La intervención ha permitido retirar dos repolicromías posteriores y recuperar la policromía original que Francisco Buiza plasmó en la talla en 1962.

La imagen de Nuestra Señora del Carmen de San Leandro ha sido repuesta al culto este domingo 5 de julio, una vez concluidos los minuciosos trabajos de conservación y restauración que se han llevado a cabo durante los últimos meses en el taller del especialista Darío Ojeda. La intervención integral ha actuado tanto sobre la estructura interna de la talla como sobre su superficie exterior, logrando devolver a la emblemática obra el aspecto exacto con el que fue concebida originalmente por su autor.
Antes de tocar la madera, el equipo técnico realizó un exhaustivo estudio científico previo. La imagen de la Virgen y la del Niño Jesús fueron sometidas a reportajes fotográficos con luz visible y ultravioleta (UV), un estudio radiológico mediante tomografía axial computarizada (TAC) y un análisis estratigráfico de muestras. Estas pruebas de alta precisión permitieron diagnosticar con exactitud el deficiente estado de conservación de las imágenes y localizar intervenciones anteriores que camuflaban el estado real de la obra.

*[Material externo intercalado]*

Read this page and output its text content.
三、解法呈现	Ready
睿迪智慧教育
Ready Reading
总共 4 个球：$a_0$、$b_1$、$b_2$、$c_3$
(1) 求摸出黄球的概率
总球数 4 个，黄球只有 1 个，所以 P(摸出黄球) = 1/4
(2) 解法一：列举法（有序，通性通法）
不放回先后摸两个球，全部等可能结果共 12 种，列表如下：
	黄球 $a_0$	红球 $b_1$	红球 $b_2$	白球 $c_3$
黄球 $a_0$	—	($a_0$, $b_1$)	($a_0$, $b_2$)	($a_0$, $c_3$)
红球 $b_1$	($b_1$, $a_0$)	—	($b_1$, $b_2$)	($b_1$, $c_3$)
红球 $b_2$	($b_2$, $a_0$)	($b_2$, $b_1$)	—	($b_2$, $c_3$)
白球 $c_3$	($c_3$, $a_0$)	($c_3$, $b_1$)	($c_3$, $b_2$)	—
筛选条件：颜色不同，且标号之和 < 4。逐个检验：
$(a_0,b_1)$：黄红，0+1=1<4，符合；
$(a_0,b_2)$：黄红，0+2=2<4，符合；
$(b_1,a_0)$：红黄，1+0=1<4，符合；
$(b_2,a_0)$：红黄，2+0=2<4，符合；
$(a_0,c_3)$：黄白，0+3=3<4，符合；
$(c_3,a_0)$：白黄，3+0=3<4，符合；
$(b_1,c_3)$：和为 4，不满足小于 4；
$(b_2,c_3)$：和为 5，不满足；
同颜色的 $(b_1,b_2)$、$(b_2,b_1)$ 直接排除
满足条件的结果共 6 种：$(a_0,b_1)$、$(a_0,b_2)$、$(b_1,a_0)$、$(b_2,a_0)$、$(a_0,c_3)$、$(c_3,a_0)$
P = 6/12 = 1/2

Consolidación estructural y nuevo candelero
La primera fase de la intervención directa se centró en garantizar la estabilidad del conjunto escultórico:
- Sustitución del candelero: El antiguo armazón interno de la Virgen ha sido reemplazado por uno nuevo tallado en madera de cedro.
- Nuevas cogidas de seguridad: Se han instalado fijaciones de acero inoxidable tanto en el cuerpo de la Virgen como en el del Niño Jesús, optimizando su estabilidad y asegurando su conservación a largo plazo durante su manipulación y culto.

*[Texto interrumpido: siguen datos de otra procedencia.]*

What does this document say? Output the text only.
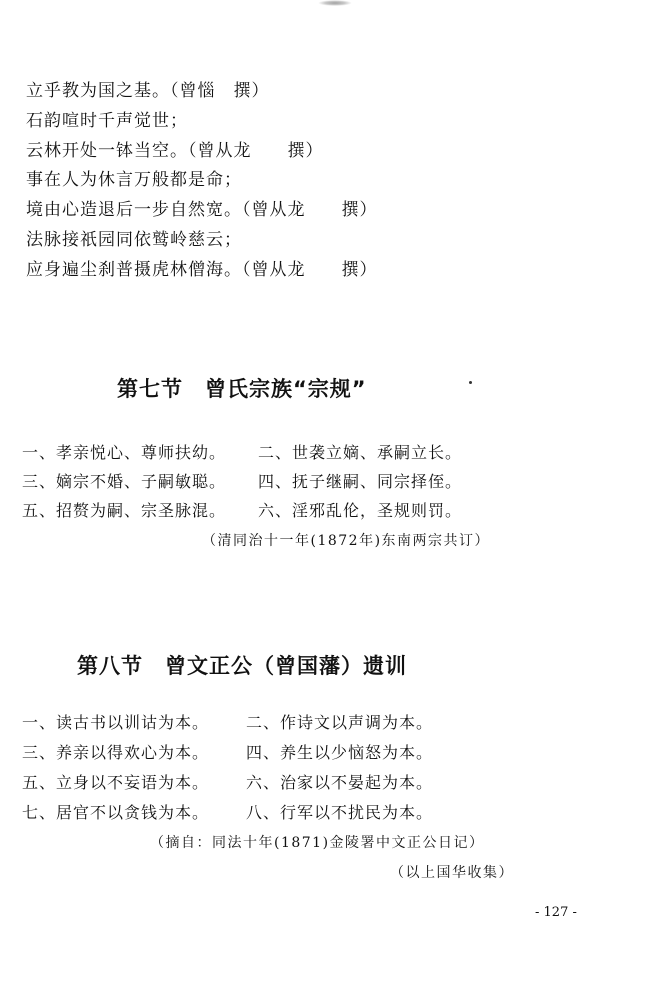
立乎教为国之基。（曾惱　撰）
石韵喧时千声觉世；
云林开处一钵当空。（曾从龙　　撰）
事在人为休言万般都是命；
境由心造退后一步自然宽。（曾从龙　　撰）
法脉接祇园同依鹫岭慈云；
应身遍尘刹普摄虎林僧海。（曾从龙　　撰）
第七节　曾氏宗族“宗规”
一、孝亲悦心、尊师扶幼。 二、世袭立嫡、承嗣立长。
三、嫡宗不婚、子嗣敏聪。 四、抚子继嗣、同宗择侄。
五、招赘为嗣、宗圣脉混。 六、淫邪乱伦，圣规则罚。
（清同治十一年(1872年)东南两宗共订）
第八节　曾文正公（曾国藩）遗训
一、读古书以训诂为本。 二、作诗文以声调为本。
三、养亲以得欢心为本。 四、养生以少恼怒为本。
五、立身以不妄语为本。 六、治家以不晏起为本。
七、居官不以贪钱为本。 八、行军以不扰民为本。
（摘自：同法十年(1871)金陵署中文正公日记）
（以上国华收集）
- 127 -
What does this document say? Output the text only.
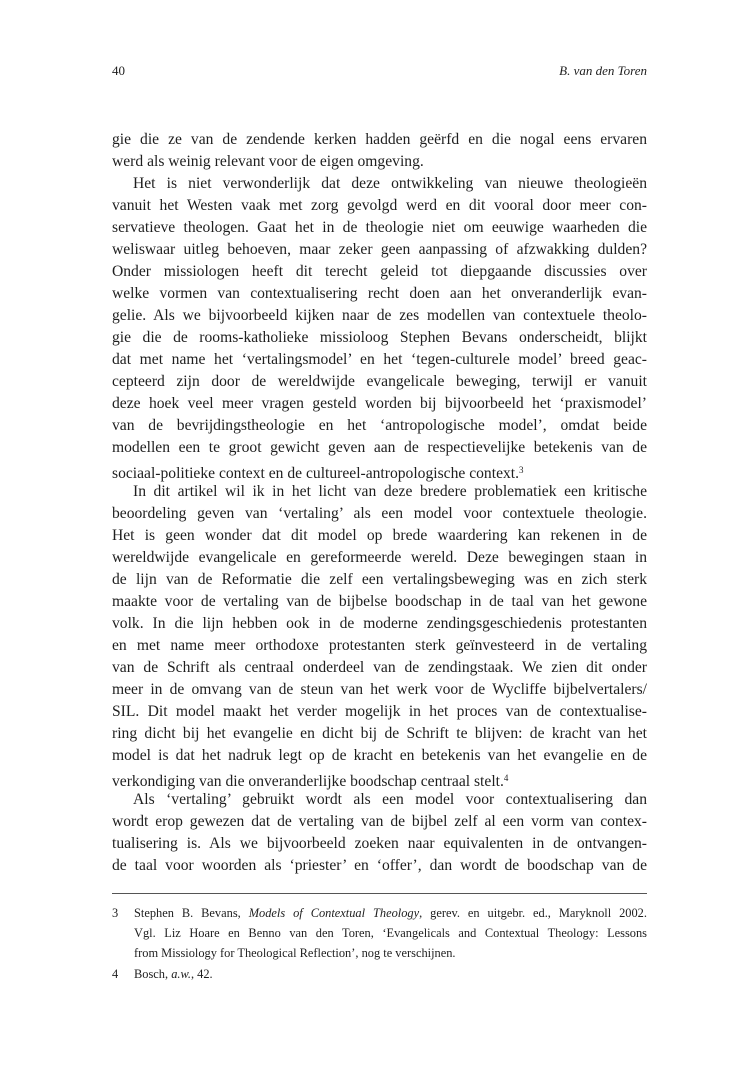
40	B. van den Toren
gie die ze van de zendende kerken hadden geërfd en die nogal eens ervaren
werd als weinig relevant voor de eigen omgeving.
Het is niet verwonderlijk dat deze ontwikkeling van nieuwe theologieën
vanuit het Westen vaak met zorg gevolgd werd en dit vooral door meer con-
servatieve theologen. Gaat het in de theologie niet om eeuwige waarheden die
weliswaar uitleg behoeven, maar zeker geen aanpassing of afzwakking dulden?
Onder missiologen heeft dit terecht geleid tot diepgaande discussies over
welke vormen van contextualisering recht doen aan het onveranderlijk evan-
gelie. Als we bijvoorbeeld kijken naar de zes modellen van contextuele theolo-
gie die de rooms-katholieke missioloog Stephen Bevans onderscheidt, blijkt
dat met name het ‘vertalingsmodel’ en het ‘tegen-culturele model’ breed geac-
cepteerd zijn door de wereldwijde evangelicale beweging, terwijl er vanuit
deze hoek veel meer vragen gesteld worden bij bijvoorbeeld het ‘praxismodel’
van de bevrijdingstheologie en het ‘antropologische model’, omdat beide
modellen een te groot gewicht geven aan de respectievelijke betekenis van de
sociaal-politieke context en de cultureel-antropologische context.$^3$
In dit artikel wil ik in het licht van deze bredere problematiek een kritische
beoordeling geven van ‘vertaling’ als een model voor contextuele theologie.
Het is geen wonder dat dit model op brede waardering kan rekenen in de
wereldwijde evangelicale en gereformeerde wereld. Deze bewegingen staan in
de lijn van de Reformatie die zelf een vertalingsbeweging was en zich sterk
maakte voor de vertaling van de bijbelse boodschap in de taal van het gewone
volk. In die lijn hebben ook in de moderne zendingsgeschiedenis protestanten
en met name meer orthodoxe protestanten sterk geïnvesteerd in de vertaling
van de Schrift als centraal onderdeel van de zendingstaak. We zien dit onder
meer in de omvang van de steun van het werk voor de Wycliffe bijbelvertalers/
SIL. Dit model maakt het verder mogelijk in het proces van de contextualise-
ring dicht bij het evangelie en dicht bij de Schrift te blijven: de kracht van het
model is dat het nadruk legt op de kracht en betekenis van het evangelie en de
verkondiging van die onveranderlijke boodschap centraal stelt.$^4$
Als ‘vertaling’ gebruikt wordt als een model voor contextualisering dan
wordt erop gewezen dat de vertaling van de bijbel zelf al een vorm van contex-
tualisering is. Als we bijvoorbeeld zoeken naar equivalenten in de ontvangen-
de taal voor woorden als ‘priester’ en ‘offer’, dan wordt de boodschap van de
3 Stephen B. Bevans, Models of Contextual Theology, gerev. en uitgebr. ed., Maryknoll 2002.
Vgl. Liz Hoare en Benno van den Toren, ‘Evangelicals and Contextual Theology: Lessons
from Missiology for Theological Reflection’, nog te verschijnen.
4 Bosch, a.w., 42.
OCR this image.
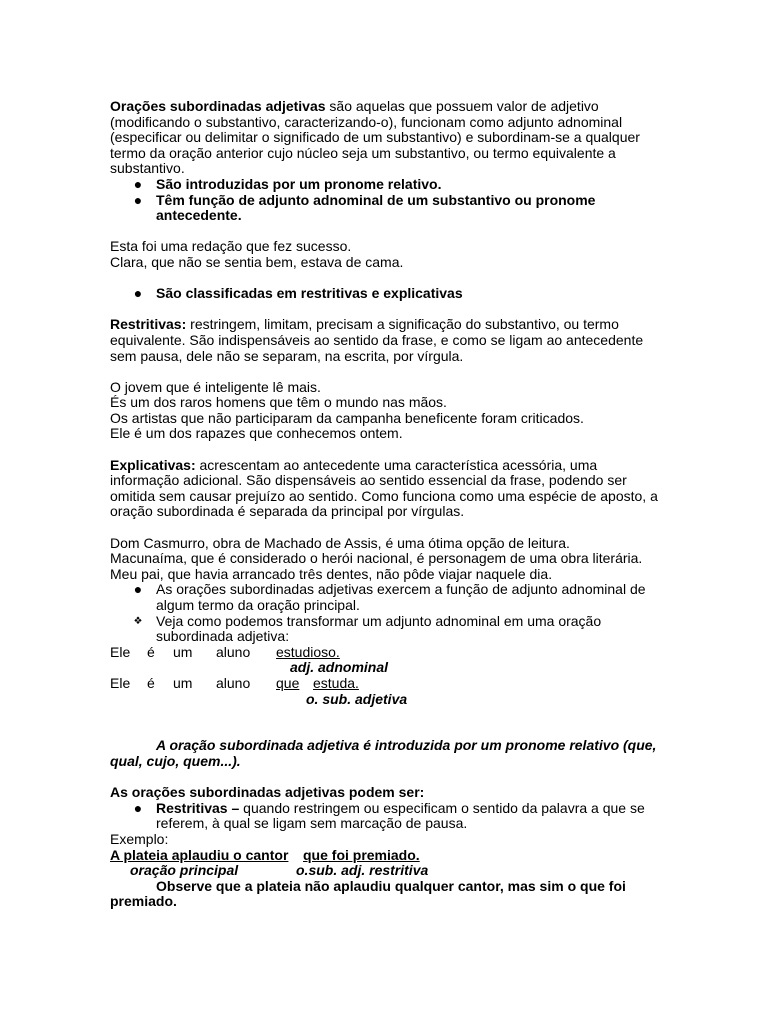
Orações subordinadas adjetivas são aquelas que possuem valor de adjetivo (modificando o substantivo, caracterizando-o), funcionam como adjunto adnominal (especificar ou delimitar o significado de um substantivo) e subordinam-se a qualquer termo da oração anterior cujo núcleo seja um substantivo, ou termo equivalente a substantivo.

● São introduzidas por um pronome relativo.
● Têm função de adjunto adnominal de um substantivo ou pronome antecedente.

Esta foi uma redação que fez sucesso.

Clara, que não se sentia bem, estava de cama.

● São classificadas em restritivas e explicativas

Restritivas: restringem, limitam, precisam a significação do substantivo, ou termo equivalente. São indispensáveis ao sentido da frase, e como se ligam ao antecedente sem pausa, dele não se separam, na escrita, por vírgula.

O jovem que é inteligente lê mais.

És um dos raros homens que têm o mundo nas mãos.

Os artistas que não participaram da campanha beneficente foram criticados.

Ele é um dos rapazes que conhecemos ontem.

Explicativas: acrescentam ao antecedente uma característica acessória, uma informação adicional. São dispensáveis ao sentido essencial da frase, podendo ser omitida sem causar prejuízo ao sentido. Como funciona como uma espécie de aposto, a oração subordinada é separada da principal por vírgulas.

Dom Casmurro, obra de Machado de Assis, é uma ótima opção de leitura.

Macunaíma, que é considerado o herói nacional, é personagem de uma obra literária.

Meu pai, que havia arrancado três dentes, não pôde viajar naquele dia.

● As orações subordinadas adjetivas exercem a função de adjunto adnominal de algum termo da oração principal.
❖ Veja como podemos transformar um adjunto adnominal em uma oração subordinada adjetiva:
Ele é um aluno estudioso.
adj. adnominal
Ele é um aluno que estuda.
o. sub. adjetiva

A oração subordinada adjetiva é introduzida por um pronome relativo (que, qual, cujo, quem...).

As orações subordinadas adjetivas podem ser:

● Restritivas – quando restringem ou especificam o sentido da palavra a que se referem, à qual se ligam sem marcação de pausa.

Exemplo:

A plateia aplaudiu o cantor que foi premiado.
oração principal	o.sub. adj. restritiva

Observe que a plateia não aplaudiu qualquer cantor, mas sim o que foi premiado.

El hallazgo: eliminación de repolicromías no originales
El aspecto más destacado del proceso ha sido la recuperación de la superficie pictórica. Tras realizar minuciosos test de limpieza y catas químicas, el restaurador procedió a la retirada de dos capas de pintura no originales que cubrían ambas imágenes, ejecutadas por el imaginero Francisco Berlanga en los años 1996 y 2006.
Según ha explicado el propio Darío Ojeda, estas intervenciones posteriores ocultaban la verdadera riqueza y los matices de la policromía original de Francisco Buiza, alterando por completo la visión primigenia de 1962.

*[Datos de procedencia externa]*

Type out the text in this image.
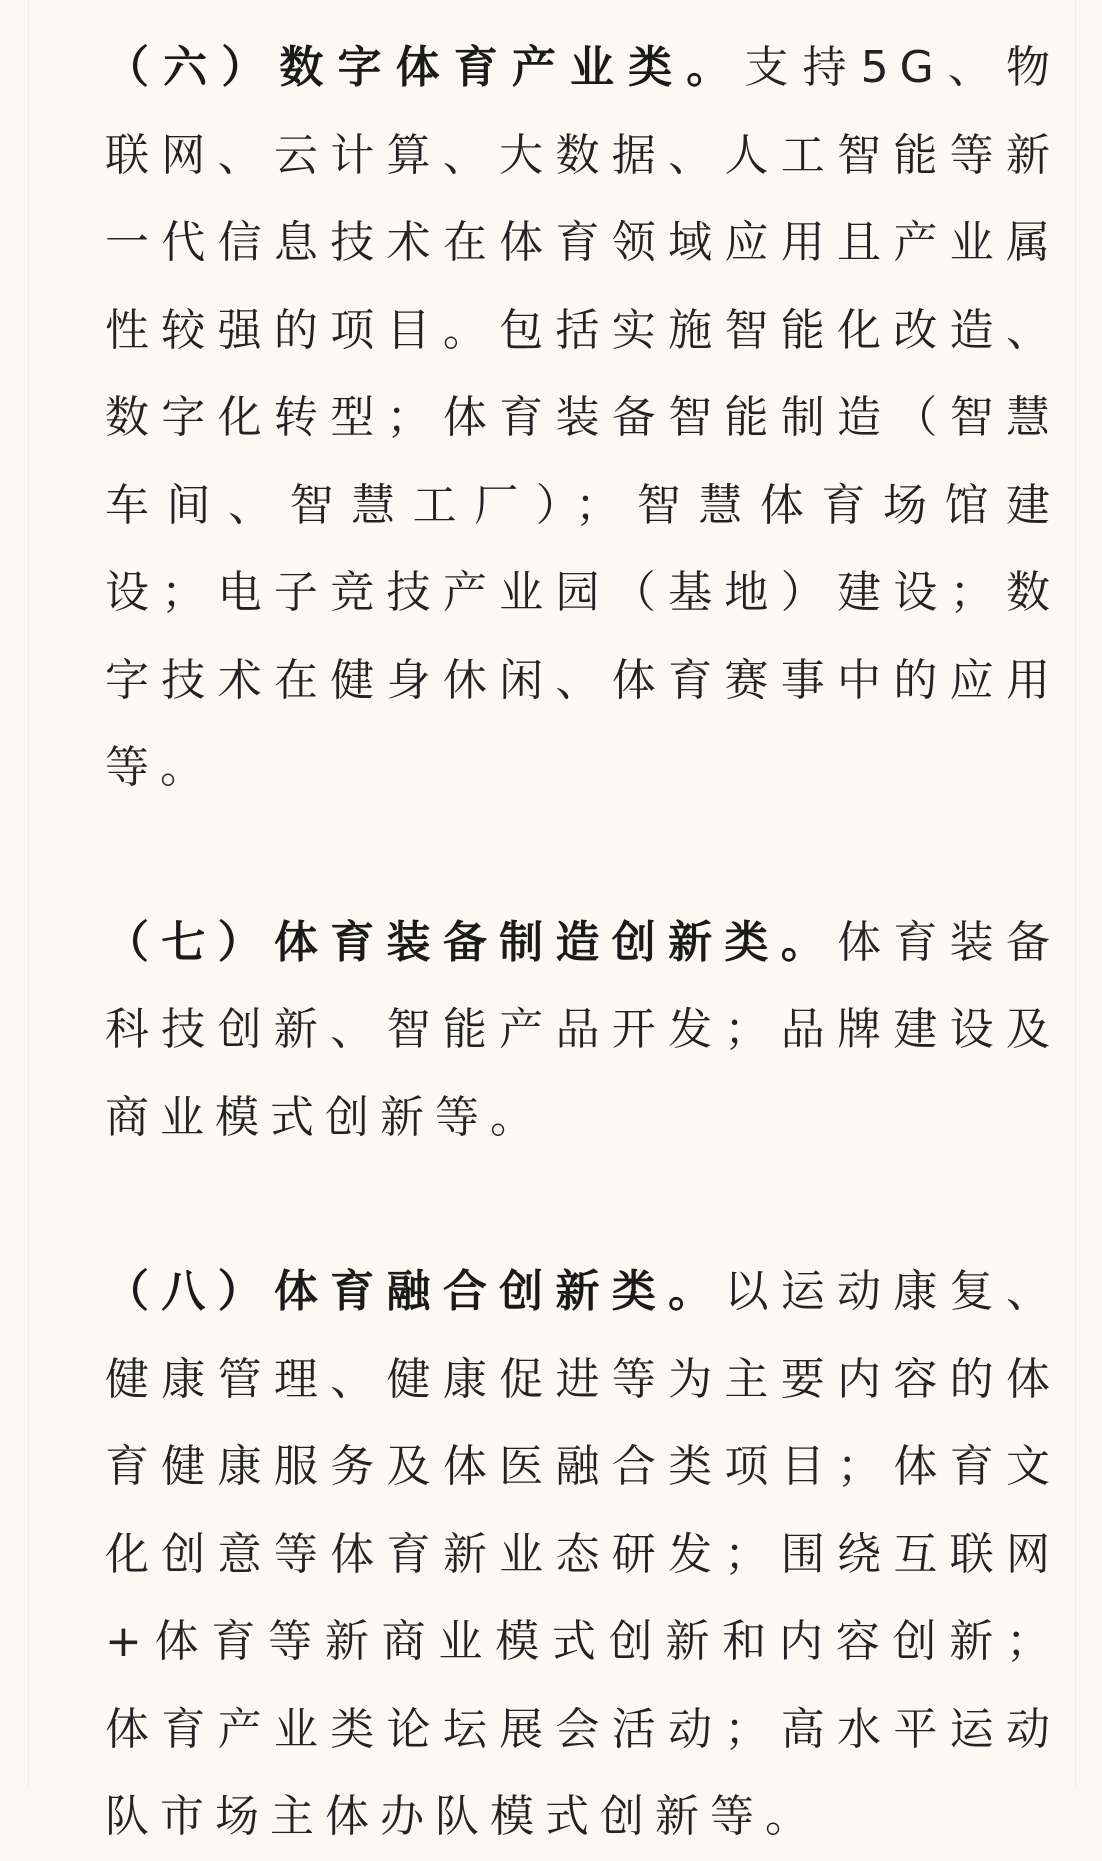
（六）数字体育产业类。支持5G、物联网、云计算、大数据、人工智能等新一代信息技术在体育领域应用且产业属性较强的项目。包括实施智能化改造、数字化转型；体育装备智能制造（智慧车间、智慧工厂）；智慧体育场馆建设；电子竞技产业园（基地）建设；数字技术在健身休闲、体育赛事中的应用等。

（七）体育装备制造创新类。体育装备科技创新、智能产品开发；品牌建设及商业模式创新等。

（八）体育融合创新类。以运动康复、健康管理、健康促进等为主要内容的体育健康服务及体医融合类项目；体育文化创意等体育新业态研发；围绕互联网+体育等新商业模式创新和内容创新；体育产业类论坛展会活动；高水平运动队市场主体办队模式创新等。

La restauración ha concluido con el estucado y nivelado de las zonas que presentaban pérdidas materiales, seguido de una reintegración de color bajo criterios puramente conservativos y un barnizado protector final. Con todo ello, la Virgen del Carmen de San Leandro recupera no solo su salud estructural, sino todo el esplendor estético de una de las grandes firmas de la imaginería sevillana del siglo XX.